The problem in most places, though, he said, is that "managing transboundary climate risks is currently no one's job".

Thousands of scientists warned Friday that a changing climate, including more severe floods and droughts, could depress growth in global food production by up to 30% by 2050.

Rising seas and greater storm surges also could destroy urban economies and force hundreds of millions of coastal dwellers from their homes, they noted.

But, investing more in solutions from early-warning weather systems to climate-resilient roads and buildings, climate-smart crops and harvesting, and harvesting more rainwater could produce a payoff four times the cost, the Netherlands-based Global Center on Adaptation said in a 2019 report.

'Risk Exporters'

Klein said the threats facing most countries range from impacts on transboundary water systems like rivers - a drought in one upstream nation leads to less water flowing downstream - to trade disruption, especially involving food supplies.

Rice-producing and storm-vulnerable Southeast Asian countries such as Vietnam, Thailand, Cambodia and Indonesia, for instance, are potential "risk exporters" to countries like Singapore that depend heavily on their harvests, Klein said.

But economic threats can also come from things like drying up of remittances as family members working abroad lose their jobs when drought or storms slam their host countries, or loss of insurance coverage as rising risks send premiums soaring.

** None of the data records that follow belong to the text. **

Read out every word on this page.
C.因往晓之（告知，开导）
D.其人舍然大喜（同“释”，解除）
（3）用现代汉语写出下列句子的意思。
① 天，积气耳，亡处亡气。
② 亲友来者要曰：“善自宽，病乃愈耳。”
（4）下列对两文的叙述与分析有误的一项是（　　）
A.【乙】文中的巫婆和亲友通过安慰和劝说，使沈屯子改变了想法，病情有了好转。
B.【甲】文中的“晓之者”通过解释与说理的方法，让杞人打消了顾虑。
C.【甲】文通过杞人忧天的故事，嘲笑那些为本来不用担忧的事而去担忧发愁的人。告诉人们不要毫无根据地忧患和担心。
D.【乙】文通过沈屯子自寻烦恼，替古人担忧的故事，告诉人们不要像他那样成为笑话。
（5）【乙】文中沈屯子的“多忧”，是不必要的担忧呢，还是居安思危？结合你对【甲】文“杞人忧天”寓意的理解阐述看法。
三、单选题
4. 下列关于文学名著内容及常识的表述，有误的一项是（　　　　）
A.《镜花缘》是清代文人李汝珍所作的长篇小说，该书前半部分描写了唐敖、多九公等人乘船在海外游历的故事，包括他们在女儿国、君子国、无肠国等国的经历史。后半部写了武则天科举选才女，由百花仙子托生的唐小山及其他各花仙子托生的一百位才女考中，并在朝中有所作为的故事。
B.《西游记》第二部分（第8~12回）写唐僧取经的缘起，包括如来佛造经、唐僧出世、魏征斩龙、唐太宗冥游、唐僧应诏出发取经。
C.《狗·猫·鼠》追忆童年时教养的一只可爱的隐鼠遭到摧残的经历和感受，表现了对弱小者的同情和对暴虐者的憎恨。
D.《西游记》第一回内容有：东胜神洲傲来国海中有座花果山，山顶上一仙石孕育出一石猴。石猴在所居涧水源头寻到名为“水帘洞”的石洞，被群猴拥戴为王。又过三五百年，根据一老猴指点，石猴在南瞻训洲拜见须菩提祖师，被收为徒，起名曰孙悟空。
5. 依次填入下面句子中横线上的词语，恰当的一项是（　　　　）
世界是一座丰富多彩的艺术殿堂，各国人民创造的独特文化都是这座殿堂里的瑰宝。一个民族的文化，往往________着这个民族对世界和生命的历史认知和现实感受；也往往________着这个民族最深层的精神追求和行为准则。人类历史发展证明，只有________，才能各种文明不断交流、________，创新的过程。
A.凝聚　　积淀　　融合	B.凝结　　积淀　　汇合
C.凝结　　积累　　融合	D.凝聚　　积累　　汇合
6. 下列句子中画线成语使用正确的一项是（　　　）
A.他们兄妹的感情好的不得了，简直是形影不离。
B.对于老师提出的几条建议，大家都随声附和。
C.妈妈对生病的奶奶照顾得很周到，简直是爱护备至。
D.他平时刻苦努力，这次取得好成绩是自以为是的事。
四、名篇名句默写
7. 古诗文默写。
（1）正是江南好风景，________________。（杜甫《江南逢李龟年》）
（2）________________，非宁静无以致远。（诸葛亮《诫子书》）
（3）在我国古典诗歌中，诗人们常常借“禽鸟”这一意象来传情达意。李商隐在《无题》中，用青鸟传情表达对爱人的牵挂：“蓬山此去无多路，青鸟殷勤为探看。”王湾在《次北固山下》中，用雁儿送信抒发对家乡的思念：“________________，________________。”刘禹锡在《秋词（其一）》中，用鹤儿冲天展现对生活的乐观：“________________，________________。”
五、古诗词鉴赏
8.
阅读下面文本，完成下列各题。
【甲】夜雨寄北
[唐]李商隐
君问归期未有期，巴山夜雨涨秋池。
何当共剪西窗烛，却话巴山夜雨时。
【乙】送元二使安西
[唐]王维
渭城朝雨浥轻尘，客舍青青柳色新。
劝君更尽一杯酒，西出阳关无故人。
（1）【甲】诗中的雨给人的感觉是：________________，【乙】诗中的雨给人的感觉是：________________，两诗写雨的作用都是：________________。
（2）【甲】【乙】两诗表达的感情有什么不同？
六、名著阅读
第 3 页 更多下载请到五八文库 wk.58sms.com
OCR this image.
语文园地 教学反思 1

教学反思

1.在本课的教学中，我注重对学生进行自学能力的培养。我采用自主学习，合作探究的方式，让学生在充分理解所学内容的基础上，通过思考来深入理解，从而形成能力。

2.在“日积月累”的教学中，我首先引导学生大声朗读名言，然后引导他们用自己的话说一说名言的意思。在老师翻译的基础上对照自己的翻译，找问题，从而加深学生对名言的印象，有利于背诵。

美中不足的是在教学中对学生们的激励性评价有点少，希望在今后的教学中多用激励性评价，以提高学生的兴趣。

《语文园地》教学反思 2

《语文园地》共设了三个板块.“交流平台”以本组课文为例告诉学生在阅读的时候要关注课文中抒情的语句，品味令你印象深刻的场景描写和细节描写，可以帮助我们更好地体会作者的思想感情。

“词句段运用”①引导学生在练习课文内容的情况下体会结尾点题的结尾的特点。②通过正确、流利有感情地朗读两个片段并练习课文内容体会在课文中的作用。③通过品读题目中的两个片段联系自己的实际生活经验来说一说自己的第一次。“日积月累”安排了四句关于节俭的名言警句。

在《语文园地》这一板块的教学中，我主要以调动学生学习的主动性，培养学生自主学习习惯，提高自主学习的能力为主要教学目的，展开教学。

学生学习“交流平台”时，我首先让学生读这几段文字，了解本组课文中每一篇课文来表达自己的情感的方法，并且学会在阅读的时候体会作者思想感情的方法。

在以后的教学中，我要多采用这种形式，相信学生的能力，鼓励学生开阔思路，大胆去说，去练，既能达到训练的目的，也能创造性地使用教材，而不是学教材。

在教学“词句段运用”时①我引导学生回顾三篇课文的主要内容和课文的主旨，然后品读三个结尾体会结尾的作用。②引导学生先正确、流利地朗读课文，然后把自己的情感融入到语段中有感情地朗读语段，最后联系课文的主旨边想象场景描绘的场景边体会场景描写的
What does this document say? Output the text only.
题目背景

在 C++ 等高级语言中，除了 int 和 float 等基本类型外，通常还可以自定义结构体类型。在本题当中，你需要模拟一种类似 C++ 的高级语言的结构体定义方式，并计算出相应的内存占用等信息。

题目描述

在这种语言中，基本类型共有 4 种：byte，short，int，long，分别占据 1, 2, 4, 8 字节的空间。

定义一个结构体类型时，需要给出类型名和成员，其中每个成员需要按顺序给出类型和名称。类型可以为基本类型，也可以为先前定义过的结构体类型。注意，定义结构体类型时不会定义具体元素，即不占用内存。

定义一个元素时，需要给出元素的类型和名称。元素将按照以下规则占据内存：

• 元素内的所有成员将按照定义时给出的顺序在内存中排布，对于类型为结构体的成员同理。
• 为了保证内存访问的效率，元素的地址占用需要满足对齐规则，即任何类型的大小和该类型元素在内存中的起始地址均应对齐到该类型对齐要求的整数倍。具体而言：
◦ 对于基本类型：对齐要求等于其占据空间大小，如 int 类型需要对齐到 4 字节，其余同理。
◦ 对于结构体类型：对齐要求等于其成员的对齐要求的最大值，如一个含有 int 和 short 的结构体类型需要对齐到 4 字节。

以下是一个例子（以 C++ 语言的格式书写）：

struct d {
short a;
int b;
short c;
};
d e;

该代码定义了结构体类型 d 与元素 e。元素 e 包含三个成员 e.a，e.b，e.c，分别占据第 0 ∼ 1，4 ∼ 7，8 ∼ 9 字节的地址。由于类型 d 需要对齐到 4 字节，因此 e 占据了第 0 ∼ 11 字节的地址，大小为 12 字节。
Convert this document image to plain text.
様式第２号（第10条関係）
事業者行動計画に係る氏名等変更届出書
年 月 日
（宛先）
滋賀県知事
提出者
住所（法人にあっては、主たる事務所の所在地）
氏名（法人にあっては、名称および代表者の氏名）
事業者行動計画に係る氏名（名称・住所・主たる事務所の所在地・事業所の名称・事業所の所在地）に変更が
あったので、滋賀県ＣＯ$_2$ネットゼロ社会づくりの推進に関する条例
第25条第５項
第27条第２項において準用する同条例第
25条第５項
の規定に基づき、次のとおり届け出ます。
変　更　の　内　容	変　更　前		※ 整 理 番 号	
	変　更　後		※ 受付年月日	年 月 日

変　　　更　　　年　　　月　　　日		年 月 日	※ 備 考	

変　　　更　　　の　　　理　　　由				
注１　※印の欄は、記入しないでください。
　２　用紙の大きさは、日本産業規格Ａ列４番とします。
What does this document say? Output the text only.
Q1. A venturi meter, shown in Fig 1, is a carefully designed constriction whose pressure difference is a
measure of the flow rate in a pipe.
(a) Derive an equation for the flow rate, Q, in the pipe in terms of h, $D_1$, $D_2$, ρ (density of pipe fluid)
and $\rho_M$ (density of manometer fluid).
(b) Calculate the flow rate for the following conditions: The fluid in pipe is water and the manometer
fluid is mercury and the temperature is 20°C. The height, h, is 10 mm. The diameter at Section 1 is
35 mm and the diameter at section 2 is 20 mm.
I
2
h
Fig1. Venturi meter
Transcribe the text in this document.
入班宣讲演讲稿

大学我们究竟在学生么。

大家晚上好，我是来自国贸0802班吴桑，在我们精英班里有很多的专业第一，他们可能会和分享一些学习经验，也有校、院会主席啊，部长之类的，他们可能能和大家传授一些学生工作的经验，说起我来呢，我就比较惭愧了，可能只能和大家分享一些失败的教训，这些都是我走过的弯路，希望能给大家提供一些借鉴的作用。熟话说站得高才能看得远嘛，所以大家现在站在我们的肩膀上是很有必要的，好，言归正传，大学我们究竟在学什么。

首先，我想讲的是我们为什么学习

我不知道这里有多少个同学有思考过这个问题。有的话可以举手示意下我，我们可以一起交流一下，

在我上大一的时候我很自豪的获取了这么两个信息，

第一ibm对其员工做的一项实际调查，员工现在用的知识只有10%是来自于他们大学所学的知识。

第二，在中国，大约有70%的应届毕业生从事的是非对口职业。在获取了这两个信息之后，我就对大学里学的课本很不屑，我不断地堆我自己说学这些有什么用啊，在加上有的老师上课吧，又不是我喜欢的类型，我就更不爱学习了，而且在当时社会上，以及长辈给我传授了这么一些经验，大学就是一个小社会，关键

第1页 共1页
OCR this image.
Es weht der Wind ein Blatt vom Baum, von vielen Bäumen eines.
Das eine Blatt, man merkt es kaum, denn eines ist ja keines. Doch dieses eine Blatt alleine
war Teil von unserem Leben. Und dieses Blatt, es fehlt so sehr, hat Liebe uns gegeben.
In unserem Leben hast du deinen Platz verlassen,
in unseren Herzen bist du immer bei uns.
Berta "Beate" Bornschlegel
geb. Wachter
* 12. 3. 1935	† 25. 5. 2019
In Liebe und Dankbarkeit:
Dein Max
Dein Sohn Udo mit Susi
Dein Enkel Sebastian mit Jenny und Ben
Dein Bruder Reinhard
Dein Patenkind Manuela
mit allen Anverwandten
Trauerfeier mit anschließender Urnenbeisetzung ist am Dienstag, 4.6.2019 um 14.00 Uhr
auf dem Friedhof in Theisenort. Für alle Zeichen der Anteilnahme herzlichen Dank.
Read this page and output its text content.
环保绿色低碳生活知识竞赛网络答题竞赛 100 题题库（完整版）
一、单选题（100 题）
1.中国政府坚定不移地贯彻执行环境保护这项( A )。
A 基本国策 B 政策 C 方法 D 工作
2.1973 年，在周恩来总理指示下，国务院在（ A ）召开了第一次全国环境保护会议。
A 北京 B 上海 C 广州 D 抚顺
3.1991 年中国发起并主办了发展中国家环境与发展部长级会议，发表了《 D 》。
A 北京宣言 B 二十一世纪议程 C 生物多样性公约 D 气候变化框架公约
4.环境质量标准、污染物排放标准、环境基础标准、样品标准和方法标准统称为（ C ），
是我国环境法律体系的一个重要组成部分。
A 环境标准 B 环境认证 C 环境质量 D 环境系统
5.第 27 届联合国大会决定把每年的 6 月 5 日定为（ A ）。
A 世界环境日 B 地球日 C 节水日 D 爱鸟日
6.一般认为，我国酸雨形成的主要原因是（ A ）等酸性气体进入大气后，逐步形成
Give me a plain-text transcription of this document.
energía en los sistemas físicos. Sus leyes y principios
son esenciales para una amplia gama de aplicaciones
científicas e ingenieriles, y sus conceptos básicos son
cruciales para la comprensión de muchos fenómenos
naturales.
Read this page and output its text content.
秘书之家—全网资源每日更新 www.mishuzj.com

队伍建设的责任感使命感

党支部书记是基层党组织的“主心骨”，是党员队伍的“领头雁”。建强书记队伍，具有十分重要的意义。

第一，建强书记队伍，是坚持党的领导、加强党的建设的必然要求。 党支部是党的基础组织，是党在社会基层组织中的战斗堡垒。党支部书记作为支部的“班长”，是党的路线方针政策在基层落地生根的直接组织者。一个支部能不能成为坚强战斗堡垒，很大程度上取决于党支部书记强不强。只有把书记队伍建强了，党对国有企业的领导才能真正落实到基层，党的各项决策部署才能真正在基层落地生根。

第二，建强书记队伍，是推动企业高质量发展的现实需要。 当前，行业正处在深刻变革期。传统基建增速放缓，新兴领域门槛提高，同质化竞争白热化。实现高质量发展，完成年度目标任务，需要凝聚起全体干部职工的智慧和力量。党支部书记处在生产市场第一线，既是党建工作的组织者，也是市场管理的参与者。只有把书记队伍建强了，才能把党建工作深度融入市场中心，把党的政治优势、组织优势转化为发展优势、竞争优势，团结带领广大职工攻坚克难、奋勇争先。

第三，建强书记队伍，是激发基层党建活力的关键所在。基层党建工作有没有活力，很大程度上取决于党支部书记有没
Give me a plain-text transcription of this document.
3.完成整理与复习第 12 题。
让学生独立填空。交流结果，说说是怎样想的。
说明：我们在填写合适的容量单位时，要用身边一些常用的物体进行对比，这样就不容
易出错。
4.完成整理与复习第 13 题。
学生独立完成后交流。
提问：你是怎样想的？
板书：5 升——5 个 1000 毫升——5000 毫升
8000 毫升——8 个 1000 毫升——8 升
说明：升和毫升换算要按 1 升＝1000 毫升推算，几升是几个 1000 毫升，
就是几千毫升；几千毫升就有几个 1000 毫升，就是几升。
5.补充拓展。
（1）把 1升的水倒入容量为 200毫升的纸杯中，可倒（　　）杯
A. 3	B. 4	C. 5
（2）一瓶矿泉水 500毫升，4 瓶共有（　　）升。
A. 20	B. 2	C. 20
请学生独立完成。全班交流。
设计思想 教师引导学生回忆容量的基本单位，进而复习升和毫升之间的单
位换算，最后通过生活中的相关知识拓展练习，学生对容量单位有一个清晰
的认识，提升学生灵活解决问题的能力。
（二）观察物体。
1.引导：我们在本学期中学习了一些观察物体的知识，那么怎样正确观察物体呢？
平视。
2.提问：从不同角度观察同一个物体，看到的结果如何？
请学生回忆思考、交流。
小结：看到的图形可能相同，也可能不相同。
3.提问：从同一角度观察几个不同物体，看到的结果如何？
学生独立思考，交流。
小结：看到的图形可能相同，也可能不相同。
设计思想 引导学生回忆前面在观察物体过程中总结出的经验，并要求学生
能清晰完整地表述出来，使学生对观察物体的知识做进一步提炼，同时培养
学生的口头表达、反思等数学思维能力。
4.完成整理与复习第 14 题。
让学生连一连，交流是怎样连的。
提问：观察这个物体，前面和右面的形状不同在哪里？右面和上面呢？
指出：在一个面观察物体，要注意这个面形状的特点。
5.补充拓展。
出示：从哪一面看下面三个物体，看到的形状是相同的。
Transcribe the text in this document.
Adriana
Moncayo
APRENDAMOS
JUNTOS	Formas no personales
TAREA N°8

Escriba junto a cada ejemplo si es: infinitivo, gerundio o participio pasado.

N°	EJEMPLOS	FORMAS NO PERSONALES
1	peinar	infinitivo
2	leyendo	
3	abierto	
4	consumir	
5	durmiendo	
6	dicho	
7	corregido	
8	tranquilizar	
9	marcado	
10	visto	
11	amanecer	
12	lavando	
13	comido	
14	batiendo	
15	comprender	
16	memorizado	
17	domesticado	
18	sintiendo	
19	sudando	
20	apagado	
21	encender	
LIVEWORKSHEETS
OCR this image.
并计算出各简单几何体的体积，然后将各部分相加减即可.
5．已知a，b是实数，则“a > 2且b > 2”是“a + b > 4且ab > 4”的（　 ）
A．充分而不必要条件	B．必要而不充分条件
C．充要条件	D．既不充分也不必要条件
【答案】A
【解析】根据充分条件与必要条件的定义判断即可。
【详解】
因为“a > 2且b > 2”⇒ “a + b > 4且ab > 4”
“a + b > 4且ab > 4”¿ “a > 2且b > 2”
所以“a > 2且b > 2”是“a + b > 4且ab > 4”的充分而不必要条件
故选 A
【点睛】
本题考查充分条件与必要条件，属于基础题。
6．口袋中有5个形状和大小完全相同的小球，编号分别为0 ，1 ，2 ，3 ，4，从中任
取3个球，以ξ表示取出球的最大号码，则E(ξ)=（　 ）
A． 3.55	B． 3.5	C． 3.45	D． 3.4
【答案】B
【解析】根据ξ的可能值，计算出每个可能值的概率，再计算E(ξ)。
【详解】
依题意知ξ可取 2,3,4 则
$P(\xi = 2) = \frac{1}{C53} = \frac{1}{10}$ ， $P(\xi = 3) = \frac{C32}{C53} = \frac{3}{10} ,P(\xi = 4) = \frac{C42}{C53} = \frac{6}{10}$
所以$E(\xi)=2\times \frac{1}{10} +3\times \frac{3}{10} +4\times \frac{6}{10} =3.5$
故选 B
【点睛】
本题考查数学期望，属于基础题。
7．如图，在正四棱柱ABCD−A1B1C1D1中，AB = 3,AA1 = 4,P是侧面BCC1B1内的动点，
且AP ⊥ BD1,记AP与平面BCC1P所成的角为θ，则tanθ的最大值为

Climate-driven disasters can also spur cross-border migration as families seek safety or jobs - or dry up tourism, as repeatedly storm-slammed Caribbean nations have discovered.

"If we plan adaptation only at the national level, I don't think we can be certain we are building resilience," Klein noted.

The good news is that better preparing for and managing climate risks in one country could provide benefits in others - one strong argument for more global spending to help the most climate-vulnerable countries adapt to risks.

Currently only about 5% of all climate finance goes to efforts to adapt to more extreme weather and rising seas - a figure climate adaptation backers say should rise to 50%.

Climate adaptation has long been seen as local work that communities carry out in their own self-interest, to help them deal with worsening impacts of planetary warming, said Saleemul Huq, director of the International Centre for Climate Change and Development in Dhaka.

But "local is not local anymore. Local is global," he said during a Gobeshona panel. "Everyone is linked up in some way."

Because of that reality - that climate disasters often have impacts far from where they occur - "adaptation globally can be seen as a public good we all benefit from", Klein said.